In 1776 John Adams wrote to his wife: “The second day of July 1776 will be the most memorable epoch in the history of America. I am apt to believe that it will be celebrated by succeeding generations as the great anniversary festival…It ought to be solemnized with pomp and parade, with shows, games, sports, guns, bells, bonfires, and illuminations from one end of this continent to the other.” As we know, Adams was a couple of days off in his prediction that American independence would be celebrated on July 2nd. He did have reason to believe his prediction would come true, however. On July 2, 1776, the members of the Continental Congress first voted to declare independence from Britain.
Their decision was based on the Declaration of Independence written by Thomas Jefferson. Unfortunately for Jefferson, the next two days were spent listening to Congress’ objections to certain aspects of the Declaration. Like a writer being criticized by a room full of editors, Jefferson sulked but said little as Congress chipped away at his writing. Among the passages it eliminated was one on the evils of the slave trade and another on the crimes the British people in general had committed against Americans. The most famous passage of all, however, remained untouched except for the substitution of one word:
“We hold these truths to be self-evident, that all men are created equal, that they are endowed by their Creator with certain unalienable rights, that among these are life, liberty, and the pursuit of happiness.”

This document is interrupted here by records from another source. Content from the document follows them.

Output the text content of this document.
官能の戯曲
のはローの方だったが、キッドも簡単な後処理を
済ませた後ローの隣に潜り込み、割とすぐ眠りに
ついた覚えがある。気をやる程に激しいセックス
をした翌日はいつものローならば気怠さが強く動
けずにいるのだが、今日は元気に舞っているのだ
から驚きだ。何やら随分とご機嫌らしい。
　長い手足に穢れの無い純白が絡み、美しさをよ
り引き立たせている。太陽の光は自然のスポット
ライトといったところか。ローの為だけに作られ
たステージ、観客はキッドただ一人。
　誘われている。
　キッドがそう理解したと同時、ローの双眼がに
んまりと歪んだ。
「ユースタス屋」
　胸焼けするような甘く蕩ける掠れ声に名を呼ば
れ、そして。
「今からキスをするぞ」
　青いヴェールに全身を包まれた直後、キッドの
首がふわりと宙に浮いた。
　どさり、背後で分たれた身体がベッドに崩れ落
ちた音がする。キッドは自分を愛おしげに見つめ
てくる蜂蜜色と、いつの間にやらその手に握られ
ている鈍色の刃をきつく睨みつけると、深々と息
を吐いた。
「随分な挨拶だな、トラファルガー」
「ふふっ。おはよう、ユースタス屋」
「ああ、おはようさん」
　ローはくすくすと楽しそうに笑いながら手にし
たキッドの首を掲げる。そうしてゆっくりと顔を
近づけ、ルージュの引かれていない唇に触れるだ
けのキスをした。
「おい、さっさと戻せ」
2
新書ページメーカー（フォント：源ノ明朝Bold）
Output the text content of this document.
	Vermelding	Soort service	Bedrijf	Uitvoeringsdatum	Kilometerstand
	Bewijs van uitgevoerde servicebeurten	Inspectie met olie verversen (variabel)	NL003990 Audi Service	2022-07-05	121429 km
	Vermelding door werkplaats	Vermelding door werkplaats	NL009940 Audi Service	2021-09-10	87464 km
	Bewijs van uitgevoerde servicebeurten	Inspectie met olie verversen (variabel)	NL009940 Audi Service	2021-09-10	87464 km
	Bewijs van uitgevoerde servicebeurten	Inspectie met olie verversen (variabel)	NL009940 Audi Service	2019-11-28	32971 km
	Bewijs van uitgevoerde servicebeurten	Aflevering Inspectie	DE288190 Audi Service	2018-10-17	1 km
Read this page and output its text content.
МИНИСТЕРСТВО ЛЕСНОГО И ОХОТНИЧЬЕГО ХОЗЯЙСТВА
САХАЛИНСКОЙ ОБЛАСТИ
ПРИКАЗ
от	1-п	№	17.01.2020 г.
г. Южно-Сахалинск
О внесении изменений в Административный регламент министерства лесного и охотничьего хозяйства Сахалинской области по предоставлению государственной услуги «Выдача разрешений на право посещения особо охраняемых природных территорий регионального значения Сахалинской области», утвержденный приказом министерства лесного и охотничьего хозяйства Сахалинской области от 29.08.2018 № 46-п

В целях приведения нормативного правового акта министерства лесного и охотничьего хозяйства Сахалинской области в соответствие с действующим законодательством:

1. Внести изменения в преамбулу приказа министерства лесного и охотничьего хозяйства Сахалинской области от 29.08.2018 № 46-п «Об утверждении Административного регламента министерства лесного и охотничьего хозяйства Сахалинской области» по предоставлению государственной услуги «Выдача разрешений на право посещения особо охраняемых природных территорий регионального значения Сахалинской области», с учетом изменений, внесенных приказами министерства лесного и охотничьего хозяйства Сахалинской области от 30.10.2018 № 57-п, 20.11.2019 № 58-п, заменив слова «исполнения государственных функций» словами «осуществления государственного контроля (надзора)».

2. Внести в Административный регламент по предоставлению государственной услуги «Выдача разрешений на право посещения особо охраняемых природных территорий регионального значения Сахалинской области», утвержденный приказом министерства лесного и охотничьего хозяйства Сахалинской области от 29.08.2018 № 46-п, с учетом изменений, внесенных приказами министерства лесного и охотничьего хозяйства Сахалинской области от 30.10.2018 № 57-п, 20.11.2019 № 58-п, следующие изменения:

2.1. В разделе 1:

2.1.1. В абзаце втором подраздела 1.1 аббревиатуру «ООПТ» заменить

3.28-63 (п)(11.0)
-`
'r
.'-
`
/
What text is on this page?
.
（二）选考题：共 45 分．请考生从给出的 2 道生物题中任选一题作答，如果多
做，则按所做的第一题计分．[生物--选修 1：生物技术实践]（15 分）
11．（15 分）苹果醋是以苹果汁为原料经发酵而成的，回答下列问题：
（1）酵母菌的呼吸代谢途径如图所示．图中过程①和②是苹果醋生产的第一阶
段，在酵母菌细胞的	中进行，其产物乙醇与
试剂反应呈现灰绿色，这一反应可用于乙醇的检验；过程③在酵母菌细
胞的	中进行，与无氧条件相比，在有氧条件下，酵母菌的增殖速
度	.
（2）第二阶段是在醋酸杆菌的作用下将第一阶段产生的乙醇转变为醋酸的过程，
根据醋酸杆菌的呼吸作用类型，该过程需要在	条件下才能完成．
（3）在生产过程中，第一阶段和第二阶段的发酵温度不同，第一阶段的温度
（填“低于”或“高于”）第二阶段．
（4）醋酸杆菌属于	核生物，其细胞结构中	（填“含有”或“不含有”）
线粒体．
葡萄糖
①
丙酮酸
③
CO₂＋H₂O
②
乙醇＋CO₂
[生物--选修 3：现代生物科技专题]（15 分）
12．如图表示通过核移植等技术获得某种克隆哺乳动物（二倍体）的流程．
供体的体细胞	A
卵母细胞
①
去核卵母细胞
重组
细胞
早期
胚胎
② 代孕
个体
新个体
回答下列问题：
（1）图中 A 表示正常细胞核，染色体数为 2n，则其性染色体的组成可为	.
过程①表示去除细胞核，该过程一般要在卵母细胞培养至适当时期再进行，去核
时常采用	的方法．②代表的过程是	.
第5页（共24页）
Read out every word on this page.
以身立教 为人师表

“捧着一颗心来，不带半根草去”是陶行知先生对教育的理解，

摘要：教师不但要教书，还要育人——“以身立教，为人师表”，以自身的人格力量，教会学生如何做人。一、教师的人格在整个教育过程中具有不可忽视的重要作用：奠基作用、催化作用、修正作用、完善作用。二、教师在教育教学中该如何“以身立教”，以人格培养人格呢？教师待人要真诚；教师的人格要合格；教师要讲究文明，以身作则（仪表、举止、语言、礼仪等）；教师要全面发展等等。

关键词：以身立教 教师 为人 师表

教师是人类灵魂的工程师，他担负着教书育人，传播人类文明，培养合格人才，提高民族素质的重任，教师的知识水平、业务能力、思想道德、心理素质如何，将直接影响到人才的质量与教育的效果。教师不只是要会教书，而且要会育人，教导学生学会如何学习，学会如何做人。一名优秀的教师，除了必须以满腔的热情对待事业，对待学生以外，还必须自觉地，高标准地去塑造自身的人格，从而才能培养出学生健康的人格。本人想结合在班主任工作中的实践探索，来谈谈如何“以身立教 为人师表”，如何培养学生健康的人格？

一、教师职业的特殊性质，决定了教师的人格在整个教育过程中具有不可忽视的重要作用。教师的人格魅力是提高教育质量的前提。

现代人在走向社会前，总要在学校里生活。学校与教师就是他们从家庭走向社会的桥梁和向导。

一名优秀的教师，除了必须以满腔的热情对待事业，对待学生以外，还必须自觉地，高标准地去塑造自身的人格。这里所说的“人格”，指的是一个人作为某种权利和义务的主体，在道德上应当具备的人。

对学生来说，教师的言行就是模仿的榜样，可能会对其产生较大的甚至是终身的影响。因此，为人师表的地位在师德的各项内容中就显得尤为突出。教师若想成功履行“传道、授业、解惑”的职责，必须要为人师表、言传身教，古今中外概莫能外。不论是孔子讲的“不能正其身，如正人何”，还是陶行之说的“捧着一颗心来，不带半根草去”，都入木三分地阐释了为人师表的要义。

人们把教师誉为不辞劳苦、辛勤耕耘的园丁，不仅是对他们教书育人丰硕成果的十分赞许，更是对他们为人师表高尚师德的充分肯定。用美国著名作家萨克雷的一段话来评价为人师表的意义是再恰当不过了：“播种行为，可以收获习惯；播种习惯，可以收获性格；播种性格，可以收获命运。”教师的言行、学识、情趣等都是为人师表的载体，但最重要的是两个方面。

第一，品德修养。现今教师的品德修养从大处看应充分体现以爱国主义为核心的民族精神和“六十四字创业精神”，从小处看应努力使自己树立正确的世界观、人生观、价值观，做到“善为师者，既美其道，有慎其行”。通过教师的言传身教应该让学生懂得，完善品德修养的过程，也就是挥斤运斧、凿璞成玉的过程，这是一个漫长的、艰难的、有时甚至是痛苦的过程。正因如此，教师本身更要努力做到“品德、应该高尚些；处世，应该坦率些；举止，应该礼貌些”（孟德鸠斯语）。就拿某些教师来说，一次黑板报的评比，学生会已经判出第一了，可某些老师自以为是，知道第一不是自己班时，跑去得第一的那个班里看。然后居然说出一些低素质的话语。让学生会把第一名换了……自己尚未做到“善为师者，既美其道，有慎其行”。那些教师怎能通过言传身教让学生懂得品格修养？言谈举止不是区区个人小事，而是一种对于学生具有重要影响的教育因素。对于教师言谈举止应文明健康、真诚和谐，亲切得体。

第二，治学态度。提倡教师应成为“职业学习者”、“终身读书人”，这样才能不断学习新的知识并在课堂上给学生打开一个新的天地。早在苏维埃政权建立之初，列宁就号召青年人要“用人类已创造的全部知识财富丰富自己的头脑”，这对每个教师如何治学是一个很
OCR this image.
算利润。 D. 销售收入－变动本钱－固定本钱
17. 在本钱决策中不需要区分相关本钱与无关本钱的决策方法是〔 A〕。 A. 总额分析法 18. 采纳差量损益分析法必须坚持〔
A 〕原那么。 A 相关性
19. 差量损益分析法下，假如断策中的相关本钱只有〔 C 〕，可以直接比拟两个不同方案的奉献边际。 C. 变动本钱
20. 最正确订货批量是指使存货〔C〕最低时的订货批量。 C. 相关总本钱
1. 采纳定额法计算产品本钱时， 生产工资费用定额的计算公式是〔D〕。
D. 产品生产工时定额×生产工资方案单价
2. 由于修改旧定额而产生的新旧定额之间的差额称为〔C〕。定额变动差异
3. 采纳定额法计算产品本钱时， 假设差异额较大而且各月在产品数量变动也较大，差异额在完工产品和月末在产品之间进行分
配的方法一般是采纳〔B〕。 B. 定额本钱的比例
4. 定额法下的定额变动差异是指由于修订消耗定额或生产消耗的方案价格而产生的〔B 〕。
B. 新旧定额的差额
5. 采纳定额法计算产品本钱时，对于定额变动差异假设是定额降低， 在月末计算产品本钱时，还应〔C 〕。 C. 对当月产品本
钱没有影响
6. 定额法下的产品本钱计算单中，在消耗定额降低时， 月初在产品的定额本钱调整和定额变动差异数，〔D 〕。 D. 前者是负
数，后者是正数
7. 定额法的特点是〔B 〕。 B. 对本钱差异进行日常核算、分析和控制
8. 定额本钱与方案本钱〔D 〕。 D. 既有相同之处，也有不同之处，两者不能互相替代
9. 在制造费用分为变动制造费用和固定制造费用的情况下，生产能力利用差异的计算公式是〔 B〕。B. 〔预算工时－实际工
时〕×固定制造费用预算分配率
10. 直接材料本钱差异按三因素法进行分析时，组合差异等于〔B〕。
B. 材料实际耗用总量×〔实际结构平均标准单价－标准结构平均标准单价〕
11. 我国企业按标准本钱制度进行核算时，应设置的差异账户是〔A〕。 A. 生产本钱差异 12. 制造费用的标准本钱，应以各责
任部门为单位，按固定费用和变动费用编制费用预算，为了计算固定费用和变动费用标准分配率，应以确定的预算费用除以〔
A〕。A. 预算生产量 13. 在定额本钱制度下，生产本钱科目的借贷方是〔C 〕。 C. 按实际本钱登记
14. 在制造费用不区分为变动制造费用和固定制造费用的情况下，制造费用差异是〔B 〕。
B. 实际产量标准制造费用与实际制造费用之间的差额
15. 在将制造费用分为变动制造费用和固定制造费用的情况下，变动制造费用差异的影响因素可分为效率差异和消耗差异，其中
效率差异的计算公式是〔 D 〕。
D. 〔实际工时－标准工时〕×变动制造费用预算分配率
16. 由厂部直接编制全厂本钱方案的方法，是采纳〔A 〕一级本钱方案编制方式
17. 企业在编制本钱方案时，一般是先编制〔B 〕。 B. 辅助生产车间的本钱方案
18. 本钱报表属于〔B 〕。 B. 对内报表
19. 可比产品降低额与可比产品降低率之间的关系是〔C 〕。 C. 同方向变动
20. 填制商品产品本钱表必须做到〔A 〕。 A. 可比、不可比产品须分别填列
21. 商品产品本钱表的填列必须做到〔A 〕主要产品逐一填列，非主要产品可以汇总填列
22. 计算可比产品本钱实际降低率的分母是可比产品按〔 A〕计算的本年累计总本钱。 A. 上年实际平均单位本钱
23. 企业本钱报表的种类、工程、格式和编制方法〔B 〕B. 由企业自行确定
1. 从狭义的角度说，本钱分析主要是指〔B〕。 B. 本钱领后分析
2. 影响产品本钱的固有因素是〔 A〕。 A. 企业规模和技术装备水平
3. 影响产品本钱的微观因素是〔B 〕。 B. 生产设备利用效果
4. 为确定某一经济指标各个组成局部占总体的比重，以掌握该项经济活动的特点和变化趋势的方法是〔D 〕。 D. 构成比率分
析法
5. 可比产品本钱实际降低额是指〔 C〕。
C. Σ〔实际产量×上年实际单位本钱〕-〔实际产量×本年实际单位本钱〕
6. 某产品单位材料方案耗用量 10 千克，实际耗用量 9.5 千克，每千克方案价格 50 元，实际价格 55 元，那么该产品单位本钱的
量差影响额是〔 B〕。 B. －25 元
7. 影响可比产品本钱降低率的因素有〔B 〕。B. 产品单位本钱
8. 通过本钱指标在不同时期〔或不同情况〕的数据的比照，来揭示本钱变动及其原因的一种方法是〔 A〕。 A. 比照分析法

On July 4, 1776, Congress approved their revised version of the Declaration. No one in Congress at the time seemed to particularly note the occasion; Adams left no record of his thoughts on that date and Jefferson only wrote that he went shopping. The next day, however, broadside editions of the Declaration were available to the public and on July 6, the Pennsylvania Evening Post printed the full text on its front page. That first year that the Declaration came out American patriots celebrated on July 8th because that is when most heard the news of the break from Britain. Since then, however, Americans have celebrated the day the revised Declaration was passed, with all the pomp and parade that Adams had hoped.